İşaratu-l İcaz | Tevhidin İsbatı | 91
(86-104)

Tevhide geçiyoruz. Kur’ân-ı Kerîm, Sâniin vahdetine dâir delillerdenhiçbir şey terketmemiştir. Bilhassa “Arz ve semada Allah’tan başka ilahlar olmuş olsa idiler, şu görünen intizam fesada uğrardı” ma’nasında olan âyetinin tazammun ettiği ((Bürhanü’t-Temanü’)) Sâniin vâhid ve müstakil olduğuna kâfi bir delildir. Ve istiklaliyet, ulûhiyetin zâtî bir hassası ve zarûri bir lâzımı olduğuna nurlu bir bürhandır.

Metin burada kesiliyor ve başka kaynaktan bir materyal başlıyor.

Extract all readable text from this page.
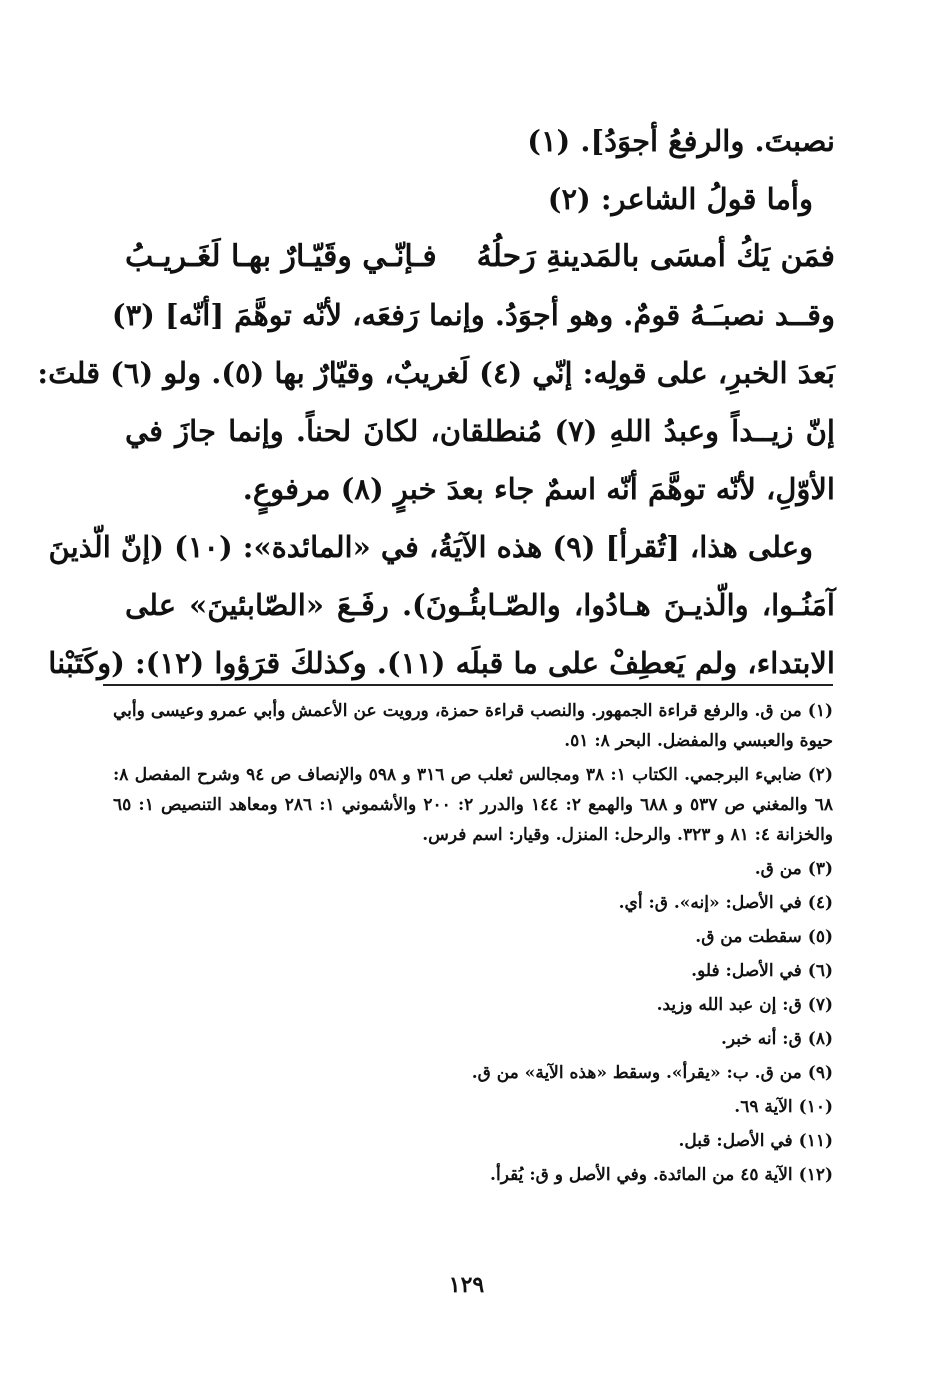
نصبتَ. والرفعُ أجوَدُ]. (١)
وأما قولُ الشاعر: (٢)
فمَن يَكُ أمسَى بالمَدينةِ رَحلُهُ
فـإنّـي وقَيّـارٌ بهـا لَغَـريـبُ
وقــد نصبـَـهُ قومٌ. وهو أجوَدُ. وإنما رَفعَه، لأنّه توهَّمَ [أنّه] (٣)
بَعدَ الخبرِ، على قولِه: إنّي (٤) لَغريبٌ، وقيّارٌ بها (٥). ولو (٦) قلتَ:
إنّ زيــداً وعبدُ اللهِ (٧) مُنطلقان، لكانَ لحناً. وإنما جازَ في
الأوّلِ، لأنّه توهَّمَ أنّه اسمٌ جاء بعدَ خبرٍ (٨) مرفوعٍ.
وعلى هذا، [تُقرأ] (٩) هذه الآيَةُ، في «المائدة»: (١٠) (إنّ الّذينَ
آمَنُـوا، والّذيـنَ هـادُوا، والصّـابئُـونَ). رفَـعَ «الصّابئينَ» على
الابتداء، ولم يَعطِفْ على ما قبلَه (١١). وكذلكَ قرَؤوا (١٢): (وكَتَبْنا
(١)من ق. والرفع قراءة الجمهور. والنصب قراءة حمزة، ورويت عن الأعمش وأبي عمرو وعيسى وأبي حيوة والعبسي والمفضل. البحر ٨: ٥١.
(٢)ضابيء البرجمي. الكتاب ١: ٣٨ ومجالس ثعلب ص ٣١٦ و ٥٩٨ والإنصاف ص ٩٤ وشرح المفصل ٨: ٦٨ والمغني ص ٥٣٧ و ٦٨٨ والهمع ٢: ١٤٤ والدرر ٢: ٢٠٠ والأشموني ١: ٢٨٦ ومعاهد التنصيص ١: ٦٥ والخزانة ٤: ٨١ و ٣٢٣. والرحل: المنزل. وقيار: اسم فرس.
(٣)من ق.
(٤)في الأصل: «إنه». ق: أي.
(٥)سقطت من ق.
(٦)في الأصل: فلو.
(٧)ق: إن عبد الله وزيد.
(٨)ق: أنه خبر.
(٩)من ق. ب: «يقرأ». وسقط «هذه الآية» من ق.
(١٠)الآية ٦٩.
(١١)في الأصل: قبل.
(١٢)الآية ٤٥ من المائدة. وفي الأصل و ق: يُقرأ.
١٢٩
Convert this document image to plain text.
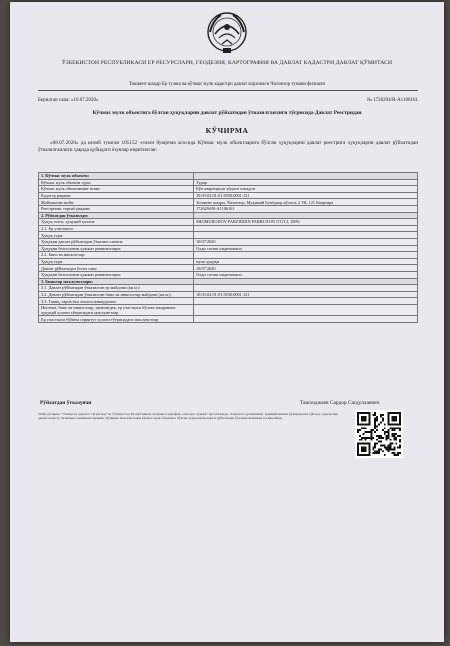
ЎЗБЕКИСТОН РЕСПУБЛИКАСИ ЕР РЕСУРСЛАРИ, ГЕОДЕЗИЯ, КАРТОГРАФИЯ ВА ДАВЛАТ КАДАСТРИ ДАВЛАТ ҚЎМИТАСИ
Тошкент шаҳар Ер тузиш ва кўчмас мулк кадастри давлат корхонаси Чилонзор тумани филиали
Берилган сана: «10.07.2020»	№ 1726294/R-A1106161
Кўчмас мулк объектига бўлган ҳуқуқларни давлат рўйхатидан ўтказилганлиги тўғрисида Давлат Реестридан
КЎЧИРМА
«08.07.2020» да келиб тушган 105152 -сонли буюртма асосида Кўчмас мулк объектларига бўлган ҳуқуқларни давлат реестрига ҳуқуқларни давлат рўйхатидан ўтказилганлиги ҳақида қуйидаги ёзувлар киритилган:
1. Кўчмас мулк объекти:	
Кўчмас мулк объекти тури:	Турар
Кўчмас мулк объектининг номи:	Кўп квартирали уйдаги хонадон
Кадастр рақами:	10:03:02:01:01:5030:0001:121
Жойлашган жойи:	Тошкент шаҳри, Чилонзор, Муқимий Бунёдкор кўчаси, 2 Уй, 121 Квартира
Реестрнинг тартиб рақами:	1726294/R-A1106161
2. Рўйхатдан ўтказилди:	
Ҳуқуқ эгаси, ҳуқуқий ҳолати:	SHOMURODOV FARZIDDIN FARRUXON O'G'LI, 100%
2.1. Ер участкаси:	
Ҳуқуқ тури:	
Ҳуқуқни давлат рўйхатидан ўтказиш санаси:	10/07/2020
Ҳуқуқни белгиловчи ҳужжат реквизитлари:	Олди сотиш шартномаси
2.2. Бино ва иншоотлар:	
Ҳуқуқ тури:	мулк ҳуқуқи
Давлат рўйхатидан ўтган сана:	10/07/2020
Ҳуқуқни белгиловчи ҳужжат реквизитлари:	Олди сотиш шартномаси
3. Бинолар маълумотлари:	
3.1. Давлат рўйхатидан ўтказилган ер майдони (кв.м.):	
3.2. Давлат рўйхатидан ўтказилган бино ва иншоотлар майдони (кв.м.):	10:03:02:01:01:5030:0001:121
3.3. Такиқ, гаров ёки чеклов мавжудлиги:	
Ипотека, бино ва иншоотлар, шунингдек, ер участкаси бўлган ижаранинг ҳуқуқий ҳолати тўғрисидаги маълумотлар	
Ер участкаси бўйича сервитут ҳолати тўғрисидаги маълумотлар	
Рўйхатдан ўтказувчи	Ташходжаев Сардор Сагдуллаевич
Ушбу кўчирма "Электрон ҳукумат тўғрисида"ги Ўзбекистон Республикаси қонунига мувофиқ электрон ҳужжат ҳисобланади. Электрон ҳужжатнинг ҳақиқийлигини кўчирмадаги QR-код орқали ёки давлат кадастр тизимида текшириш мумкин. Кўчирма маълумотлари кўчмас мулк объектига бўлган ҳуқуқларни давлат рўйхатидан ўтказилганлигини тасдиқлайди.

Ey arkadaş! Bahsinde bulunduğumuz âyetin evvelinde bulunan emri, İbn-i Abbas’ın tefsirine nazaran, insanları tevhide da’vet eden bir emirdir. Ve aynı zamanda bu âyet, hey’et-i mecmûasiyle tevhide işâret eden pek latif ve güzel bir bürhanı tazammun etmiştir. Şöyle ki:

Nev’-i beşer ile sâir hayvânâtın medâr-ı maîşetleri olan semeratın tevlidi için, arz ile sema arasındaki muavenet ve münâsebetleri ve âsâr-ı âlemin birbirine müşabehetleri ve etraf-ı âlemin birbiriyle kucaklaşmaları ve birbirinin elini tutup ihtiyaçlarını te’min etmeleri ve yekdiğerinin sualine cevab verip yardımına koşmaları ve tamamiyle bir nokta-i vâhideye bakmaları ve bir nazzam-ı vâhidin mihveri üstünde hareket etmeleri gibi halleri hâvi olan böyle gârib bir makine, sâhib ve sâni’inin bir olduğunu kat’i bir şehâdetle i’lân etmekle, “Herbir şeyde, Sâni’in vahdetine delâlet eden bir âyet ve bir alâmet vardır” ma’nasında olan şu beyitle tanin-endaz oluyorlar:

Ey arkadaş! Sâni-i Zülcelâl, vâhid ve vâcibü’l-vücûd olduğu gibi, bütün sıfât-ı kemâliye ile de muttasıftır. Zîra âlemde ve masnuatta bulunan kemâlât, tamamiyle Sâni’in kemâlinden tecelli eden gölgeden muktebestir. Öyle ise Sâni’de bulunan cemâl, kemâl, hüsün; umum kâinatta bulunan umum cemâllerden, kemâllerden, hüsünlerden gayr-ı mütenahî derecelerle yüksektir. Zîra ihsan, in’am edenin servetinden doğar ve servetine delildir. Îcad, îcad edenin vücûduna delâlet eder. Îcab, mûcibin vücûduna bürhandır. Verilen hüsün, verenin hüsnüne delildir. Ve keza Sâni-i Zülcelâl, bütün nevakıstan pâk ve münezzehtir. Çünkü, noksaniyet, maddiyatın mâhiyetlerindeki isti’dâdın kılletinden ileri gelir. Halbuki Cenâb-ı Hak maddiyattan değildir. Ve keza Sâni-i Kadîm-i Ezelî, kâinatın ihtiva ettiği eşyanın cismiyet, cihetiyet, tegayyür, temekkün gibi istilzam ettikleri levazım ve evsaftan beri ve münezzehtir.